Career
In 1928, he started his chess career in Nuremberg, playing at Arbeiterschachklub Nürnberg, then Nürnberger Schachklub Noris. In 1933, he was arrested by Nazis, and spent two years in a Nuremberg prison and three years in the Dachau concentration camp, until 1939. After his releasing, he worked in a factory (Faber-Castell bzw Schwan-Bleistift), and again played chess in Nuremberg (Schachklub Noris).
In October 1942, he was drafted into the Wehrmacht, and sent to the Eastern Front in March 1943.
He fought in the Kharkov region and in the Battle of Kursk in July 1943. He was injured in combat, and awarded the Iron Cross, 2nd Class.
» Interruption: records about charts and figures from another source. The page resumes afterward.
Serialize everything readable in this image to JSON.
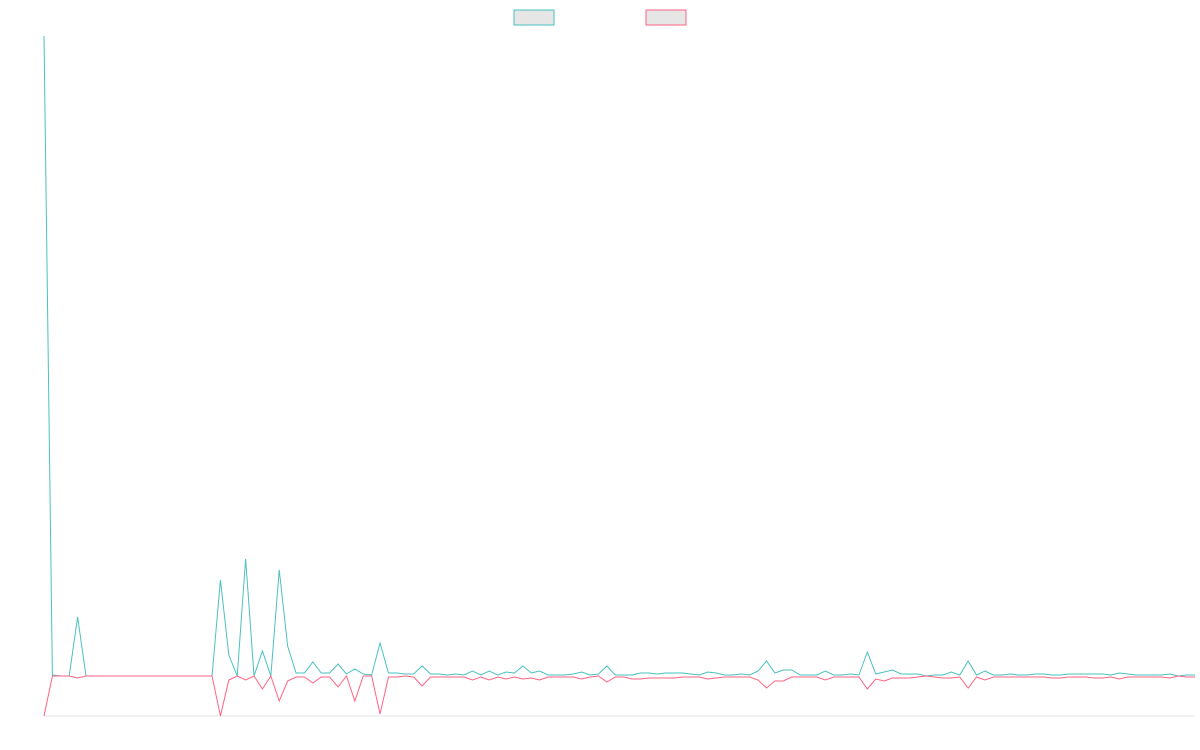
{
  "chart_data": {
    "type": "line",
    "legend": "top",
    "ylim": [
      -4,
      64
    ],
    "series": [
      {
        "color": "#4bc0c0",
        "values": [
          64,
          0.1,
          0,
          0,
          5.9,
          0,
          0,
          0,
          0,
          0,
          0,
          0,
          0,
          0,
          0,
          0,
          0,
          0,
          0,
          0,
          0,
          9.6,
          2.1,
          0,
          11.7,
          0,
          2.5,
          0,
          10.6,
          3,
          0.3,
          0.3,
          1.4,
          0.3,
          0.3,
          1.2,
          0.2,
          0.7,
          0.2,
          0.1,
          3.3,
          0.3,
          0.3,
          0.2,
          0.2,
          1,
          0.2,
          0.2,
          0.1,
          0.2,
          0.1,
          0.5,
          0.1,
          0.5,
          0.1,
          0.4,
          0.3,
          1.0,
          0.3,
          0.5,
          0.1,
          0.1,
          0.1,
          0.2,
          0.4,
          0.1,
          0.2,
          1.0,
          0.1,
          0.1,
          0.1,
          0.3,
          0.3,
          0.2,
          0.3,
          0.3,
          0.3,
          0.2,
          0.1,
          0.4,
          0.3,
          0.1,
          0.1,
          0.2,
          0.1,
          0.5,
          1.5,
          0.3,
          0.6,
          0.6,
          0.1,
          0.1,
          0.1,
          0.5,
          0.1,
          0.1,
          0.2,
          0.1,
          2.4,
          0.2,
          0.4,
          0.6,
          0.2,
          0.2,
          0.2,
          0,
          0.1,
          0.1,
          0.4,
          0.1,
          1.5,
          0.1,
          0.5,
          0.1,
          0.1,
          0.2,
          0.1,
          0.1,
          0.2,
          0.2,
          0.1,
          0.1,
          0.2,
          0.2,
          0.2,
          0.2,
          0.2,
          0.1,
          0.3,
          0.2,
          0.1,
          0.1,
          0.1,
          0.1,
          0.2,
          0,
          0.1,
          0.1
        ]
      },
      {
        "color": "#ff6384",
        "values": [
          -4,
          0,
          0,
          0,
          -0.2,
          0,
          0,
          0,
          0,
          0,
          0,
          0,
          0,
          0,
          0,
          0,
          0,
          0,
          0,
          0,
          0,
          -4,
          -0.4,
          0,
          -0.4,
          0,
          -1.3,
          0,
          -2.5,
          -0.5,
          -0.1,
          -0.1,
          -0.7,
          -0.1,
          -0.1,
          -1.1,
          0,
          -2.5,
          0,
          0,
          -3.8,
          -0.1,
          -0.1,
          0,
          -0.1,
          -1,
          -0.1,
          -0.1,
          -0.1,
          -0.1,
          -0.1,
          -0.4,
          -0.1,
          -0.4,
          -0.1,
          -0.3,
          -0.1,
          -0.3,
          -0.2,
          -0.4,
          -0.1,
          -0.1,
          -0.1,
          -0.1,
          -0.3,
          -0.1,
          0,
          -0.6,
          -0.1,
          -0.1,
          -0.3,
          -0.3,
          -0.2,
          -0.2,
          -0.2,
          -0.2,
          -0.1,
          -0.1,
          -0.1,
          -0.3,
          -0.2,
          -0.1,
          -0.1,
          -0.1,
          -0.1,
          -0.4,
          -1.2,
          -0.5,
          -0.5,
          -0.1,
          -0.1,
          -0.1,
          -0.1,
          -0.4,
          -0.1,
          -0.1,
          -0.1,
          -0.1,
          -1.3,
          -0.3,
          -0.5,
          -0.2,
          -0.2,
          -0.2,
          -0.1,
          0,
          -0.1,
          -0.2,
          -0.2,
          -0.1,
          -1.2,
          -0.1,
          -0.4,
          -0.1,
          -0.1,
          -0.1,
          -0.1,
          -0.1,
          -0.1,
          -0.1,
          -0.2,
          -0.2,
          -0.1,
          -0.1,
          -0.1,
          -0.2,
          -0.2,
          -0.1,
          -0.3,
          -0.1,
          -0.1,
          -0.1,
          -0.1,
          -0.1,
          -0.2,
          0,
          -0.1,
          -0.1
        ]
      }
    ]
  }
}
Then, he spent several weeks in a field hospital in Bad Blankenburg, Thuringia. In March 1945 he was in the Western Front, and after Western Allied invasion of Germany, he had been taken into Allied captivity.
From April to September 1945, he was kept in an American army camp (Lager 2227) in Ostend, Belgium.
After his release on September 2, 1945, he returned to Nuremberg, and next to Bad Blankenburg, then the Soviet occupation zone. He received a doctorate of pedagogy (1948), and a habilitation in philosophy (1950) from the University of Jena, Thuringia. In 1953, he played in a friendly match German Democratic Republic versus
Bulgaria in Sofia, and was the Präsident der Sektion Schach der Deutsche Demokratische Republik in 1953/54.
From 1953, he worked at the Humboldt University of Berlin, and from 1959 in the Academy of Sciences of the German Democratic Republic. Klaus published in 1963 a collection of papers on "Cybernetics in Science, Technology, and Economics in the German Democratic Republic." After fighting a running battle with bureaucracy in the journals from 1963 on, Klaus was asked to prepare a "Cybernetic Dictionary" as his contribution to the Seventh Congress of the SED in 1967.